Published 25th Aug 2009

Punch Taverns, the debt-laden pubs group, said today that it was on course to make annual pre-tax profits of an estimated £160 million despite mixed summer weather making a dent on beer sales.

The group, which operates about 7,500 managed and leased pubs, also said it had cut its debt bill by more than £1 billion during the past 12 months.

Analysts expect Punch, which was labouring under a £4.5 billion debt mountain at the beginning of the year, to end the period with borrowings of about £3.5 billion.

The group, which has raised £400 million from selling off its underperforming pubs and in July raised £350 million of fresh equity, also said it would explore further pub sales to bring its debt down further still.

Earlier this year, Punch established a "Turnaround Division" of about 1,250 of its most troublesome pubs. It said that if it failed to turn these outlets around it would sell them off instead.

About a third of these pubs have been sold over recent months, Punch said today, adding that it would add a further 450 to the division.

Punch shares jumped more than 5 per cent in early deals, up 5.4p at 113p as the pubs group pleased investors with its moves to cut debt, despite warning that a patchy summer had made trading difficult.

"While we are confident of the longer term prospects for the group and our expectations for the full year remain unchanged, we remain cautious over the near-term due to the lack of forward visibility on trading outlook," Punch said.

In a trading statement in advance of its full-year results in October, Punch said that profits before tax and special items for the year to last Friday had fallen by about 11 per cent.

It said its asset disposal programme had also cut profits by a further £6 million.

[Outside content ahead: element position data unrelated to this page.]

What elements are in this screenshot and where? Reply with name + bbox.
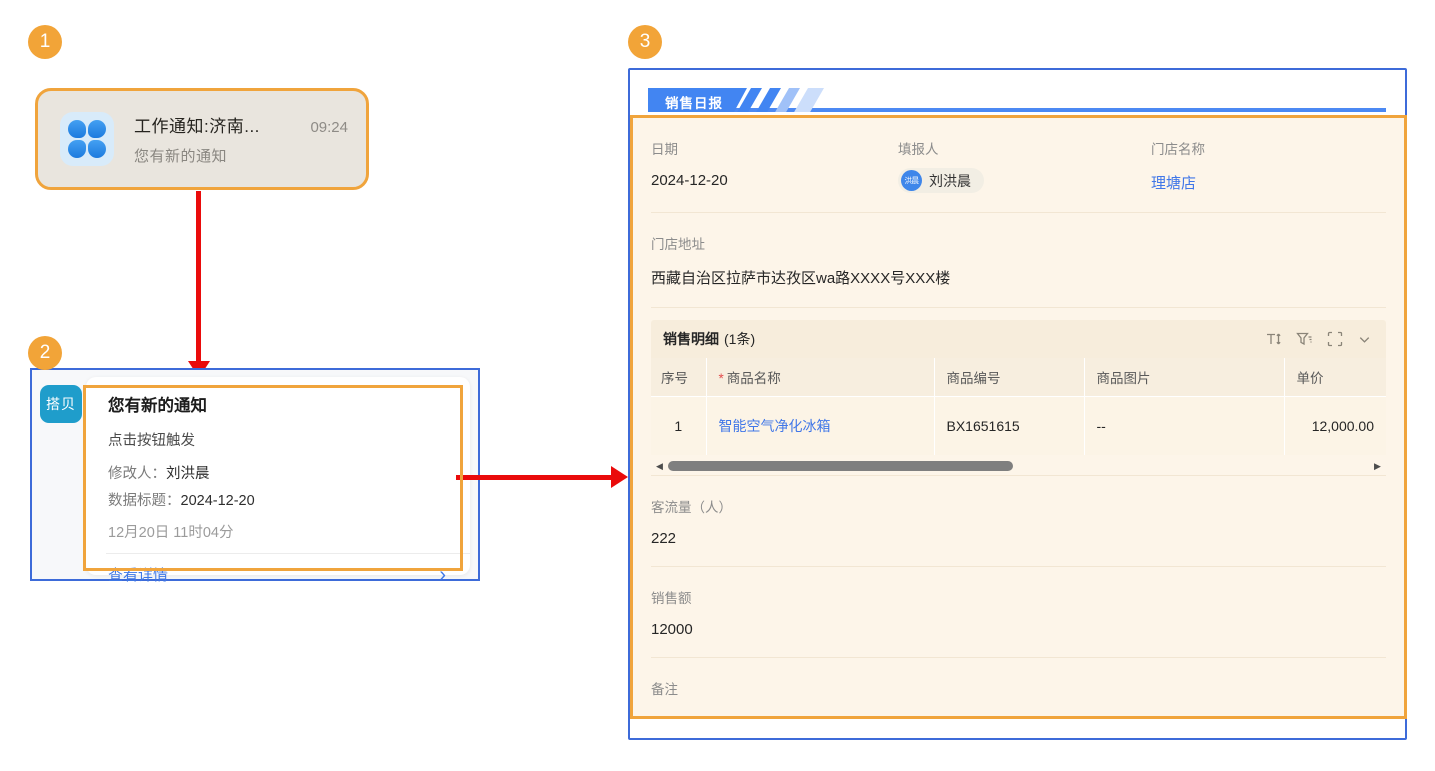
notification-message: 您有新的通知 (134, 145, 348, 166)
cell-product-code: BX1651615 (934, 396, 1084, 455)
product-link[interactable]: 智能空气净化冰箱 (719, 418, 831, 434)
field-traffic-value: 222 (651, 530, 1386, 566)
cell-unit-price: 12,000.00 (1284, 396, 1386, 455)
reporter-name: 刘洪晨 (929, 171, 971, 191)
field-date-label: 日期 (651, 138, 898, 158)
step-2-badge: 2 (28, 336, 62, 370)
dingtalk-work-notification-icon (60, 112, 114, 166)
field-traffic-label: 客流量（人） (651, 496, 1386, 516)
col-unit-price: 单价 (1284, 358, 1386, 396)
field-reporter: 填报人 洪晨 刘洪晨 (898, 118, 1151, 212)
view-details-link[interactable]: 查看详情 › (108, 564, 454, 585)
field-remark-label: 备注 (651, 678, 1386, 698)
col-product-name: *商品名称 (706, 358, 934, 396)
field-date-value: 2024-12-20 (651, 172, 898, 208)
step-3-badge: 3 (628, 25, 662, 59)
chevron-down-icon[interactable] (1357, 332, 1372, 347)
expand-icon[interactable] (1327, 331, 1343, 347)
table-row: 1 智能空气净化冰箱 BX1651615 -- 12,000.00 (651, 396, 1386, 455)
clover-icon (68, 120, 106, 158)
report-banner: 销售日报 (648, 88, 1386, 112)
cell-index: 1 (651, 396, 706, 455)
scrollbar-track[interactable] (666, 461, 1371, 471)
scroll-left-icon[interactable]: ◀ (653, 461, 666, 472)
data-title-label: 数据标题： (108, 493, 181, 509)
arrow-step2-to-step3-head (611, 466, 628, 488)
data-title-value: 2024-12-20 (181, 493, 255, 509)
field-reporter-label: 填报人 (898, 138, 1151, 158)
horizontal-scrollbar[interactable]: ◀ ▶ (651, 457, 1386, 475)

Analysts estimate that this means Punch will make pre-tax profits for the full year of about £160 million.

Punch also said that "varied weather conditions", which saw heavy rainfall in July, had hit trading conditions at its managed estate of about 860 pubs.

Underlying sales for the year are estimated to have fallen by 1.4 per cent, according to Punch, which said that promotions, price deals and new food menus had helped to arrest the decline during the second half of the year.

Like-for-like sales at the managed estate fell 2.3 per cent in the first half, but just 0.6 per cent in the second half, Punch said.

Punch has previously said that it will not pay an annual dividend this year.

Mark Brumby, equity analyst at Astaire Securities, said: "Disposals will continue and Punch is doing everything right. However, the potential for a double dip [recession] is a real one and the outlook for the group remains extremely challenging."